The challenges are many.
“Schizophrenia is a complex disease with different clinical, behavioral, cognitive, and genetic manifestations, and it’s rare for any single research group to have the sufficiently large datasets needed to test hypotheses and capture its full variability and complexity,” said Lei Wang, PhD, assistant professor in psychiatry and behavioral sciences and radiology. “This project will help scientists draw meaningful conclusions about the disease using very large data samples that are well beyond the scope and capability of a single scientist.”
The project Wang is referring to is SchizConnect, an ambitious, four-year, multisite venture meant to overcome limitations in data sharing amongst the schizophrenia research community. Wang, director of the Neuroimaging and Applied Computational Anatomy Lab (NIACAL), is the lead principal investigator (PI) on a multi-PI National Institutes of Health U01 grant.
Begun in March, the next six months of the project will be spent determining the scope of SchizConnect, with initial datasets contributed from Feinberg, the Functional Biomedical Informatics Research Network (FBIRN) at the University of California-Irvine, the Mind Clinical Imaging Consortium (MCIC) at the Mind Research Network in New Mexico, and the Information Sciences Institute at the University of Southern California.

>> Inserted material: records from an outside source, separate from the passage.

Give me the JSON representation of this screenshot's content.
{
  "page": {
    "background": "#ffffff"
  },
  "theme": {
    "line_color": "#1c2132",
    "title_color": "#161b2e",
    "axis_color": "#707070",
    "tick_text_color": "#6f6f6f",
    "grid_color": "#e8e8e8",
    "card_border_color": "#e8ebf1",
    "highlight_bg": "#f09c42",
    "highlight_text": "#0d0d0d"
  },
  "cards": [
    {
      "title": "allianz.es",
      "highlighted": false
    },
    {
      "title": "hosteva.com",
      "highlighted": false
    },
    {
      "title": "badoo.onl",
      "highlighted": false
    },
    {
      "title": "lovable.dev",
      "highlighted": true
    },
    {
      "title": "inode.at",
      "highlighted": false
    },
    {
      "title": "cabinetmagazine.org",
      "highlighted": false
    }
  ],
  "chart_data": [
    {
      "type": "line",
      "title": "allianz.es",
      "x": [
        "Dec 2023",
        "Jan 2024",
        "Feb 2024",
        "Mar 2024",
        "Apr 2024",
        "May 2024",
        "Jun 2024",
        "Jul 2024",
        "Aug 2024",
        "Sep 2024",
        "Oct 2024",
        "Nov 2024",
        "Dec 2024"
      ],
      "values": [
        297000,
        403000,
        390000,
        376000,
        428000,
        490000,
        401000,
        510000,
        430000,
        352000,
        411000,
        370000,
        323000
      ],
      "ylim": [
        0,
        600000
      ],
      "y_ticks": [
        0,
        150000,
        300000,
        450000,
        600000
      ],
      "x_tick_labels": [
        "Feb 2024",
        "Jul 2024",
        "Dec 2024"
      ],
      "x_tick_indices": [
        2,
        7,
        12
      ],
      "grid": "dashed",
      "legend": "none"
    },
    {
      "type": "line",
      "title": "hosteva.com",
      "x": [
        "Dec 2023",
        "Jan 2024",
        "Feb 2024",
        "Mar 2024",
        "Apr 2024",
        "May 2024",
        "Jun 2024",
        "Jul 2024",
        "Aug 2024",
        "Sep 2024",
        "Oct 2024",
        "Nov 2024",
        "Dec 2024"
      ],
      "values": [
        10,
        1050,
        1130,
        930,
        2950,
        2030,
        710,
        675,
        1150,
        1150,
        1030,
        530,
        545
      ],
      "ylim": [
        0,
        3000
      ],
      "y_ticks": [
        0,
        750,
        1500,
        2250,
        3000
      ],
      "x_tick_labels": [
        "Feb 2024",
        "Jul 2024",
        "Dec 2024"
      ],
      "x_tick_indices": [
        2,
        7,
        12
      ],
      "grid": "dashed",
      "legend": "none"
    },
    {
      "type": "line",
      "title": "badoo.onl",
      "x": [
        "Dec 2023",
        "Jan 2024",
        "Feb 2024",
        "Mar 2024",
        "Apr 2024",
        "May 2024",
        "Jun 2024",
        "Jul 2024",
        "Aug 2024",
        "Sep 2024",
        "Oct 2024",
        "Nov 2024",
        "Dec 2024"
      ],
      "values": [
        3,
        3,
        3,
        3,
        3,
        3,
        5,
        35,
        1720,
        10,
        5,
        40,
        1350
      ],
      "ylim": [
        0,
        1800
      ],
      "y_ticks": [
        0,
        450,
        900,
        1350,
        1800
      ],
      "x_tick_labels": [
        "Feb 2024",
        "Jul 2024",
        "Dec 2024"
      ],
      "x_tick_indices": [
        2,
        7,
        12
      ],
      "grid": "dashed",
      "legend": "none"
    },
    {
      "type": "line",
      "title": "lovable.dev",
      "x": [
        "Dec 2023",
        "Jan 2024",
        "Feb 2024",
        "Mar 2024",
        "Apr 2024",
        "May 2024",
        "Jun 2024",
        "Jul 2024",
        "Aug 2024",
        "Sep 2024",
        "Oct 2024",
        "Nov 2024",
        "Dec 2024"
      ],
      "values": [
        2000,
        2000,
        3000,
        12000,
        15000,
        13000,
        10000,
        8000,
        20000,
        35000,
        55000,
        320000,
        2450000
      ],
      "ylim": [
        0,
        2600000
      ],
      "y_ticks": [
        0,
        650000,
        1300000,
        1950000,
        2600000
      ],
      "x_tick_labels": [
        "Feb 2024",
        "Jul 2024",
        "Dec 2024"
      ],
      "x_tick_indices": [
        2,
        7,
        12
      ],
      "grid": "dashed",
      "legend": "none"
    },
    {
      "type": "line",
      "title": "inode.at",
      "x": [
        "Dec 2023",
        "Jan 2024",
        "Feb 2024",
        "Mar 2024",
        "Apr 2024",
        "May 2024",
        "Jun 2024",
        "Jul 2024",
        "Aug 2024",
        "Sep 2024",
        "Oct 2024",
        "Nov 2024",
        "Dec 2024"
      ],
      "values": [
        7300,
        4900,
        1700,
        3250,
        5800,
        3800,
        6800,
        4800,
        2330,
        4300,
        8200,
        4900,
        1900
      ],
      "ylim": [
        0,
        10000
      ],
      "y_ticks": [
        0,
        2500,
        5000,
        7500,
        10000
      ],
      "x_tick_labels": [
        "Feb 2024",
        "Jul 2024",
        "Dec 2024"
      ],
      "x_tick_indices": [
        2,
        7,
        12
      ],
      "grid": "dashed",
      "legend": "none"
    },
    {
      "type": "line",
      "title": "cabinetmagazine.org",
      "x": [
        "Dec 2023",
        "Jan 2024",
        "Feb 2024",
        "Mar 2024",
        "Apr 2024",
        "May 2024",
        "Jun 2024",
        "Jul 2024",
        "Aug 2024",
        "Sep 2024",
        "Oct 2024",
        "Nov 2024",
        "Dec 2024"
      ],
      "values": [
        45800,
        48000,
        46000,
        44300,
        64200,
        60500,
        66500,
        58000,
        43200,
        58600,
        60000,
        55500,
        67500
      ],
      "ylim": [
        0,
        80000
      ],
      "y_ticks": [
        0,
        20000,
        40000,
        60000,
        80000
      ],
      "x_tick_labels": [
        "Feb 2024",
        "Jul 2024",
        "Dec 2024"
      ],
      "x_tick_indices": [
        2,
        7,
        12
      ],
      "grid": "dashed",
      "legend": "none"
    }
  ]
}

Although large neuroimaging datasets exist for normal development, aging, Alzheimer’s disease, and other neuropsychiatric conditions, no resource like SchizConnect exists for schizophrenia. That limitation, in part, led to the creation of consortia databases such as the FBIRN and MCIC. Their purpose is to help improve scientists’ understanding of the relationships among abnormalities of brain circuitry, brain function, and genetic variability in schizophrenia.
SchizConnect will bring information from these disparate neuroimaging repositories into a common integrated system, eliminating the immense effort required to share data between centers and scientists.
“Our work has already demonstrated that data integration is feasible,” Wang said, citing a recent paper in which scientists analyzed and validated neuroimaging data from Northwestern, the FBIRN, and MCIC. “While SchizConnect will be dedicated to schizophrenia neuroimaging data, the resulting model-based framework for information sharing is critically important to all of translational neuroscience.”
For users, SchizConnect will appear as a single, virtual database with uniform interface, but the aggregated data will remain at individual repositories and under the control of those providers.
“We believe the time is ripe to leverage the tools developed by the neuroimaging community to create a large-scale resource for schizophrenia and related spectrum disorders,” Wang said. “We share the strong belief that the development of a true federation of neuroimaging and related metadata is the only way we can gain significant traction on understanding the neurobiological complexity of this disease.”
By early next year, the group plans to complete entry of the initial datasets and have a searchable database developed. Phase two of the three-phase project will involve adding an increased number of data variables before the final step of adding datasets from other sites. The SchizConnect web portal is expected to be developed by fall 2015, at which time users will be invited to register.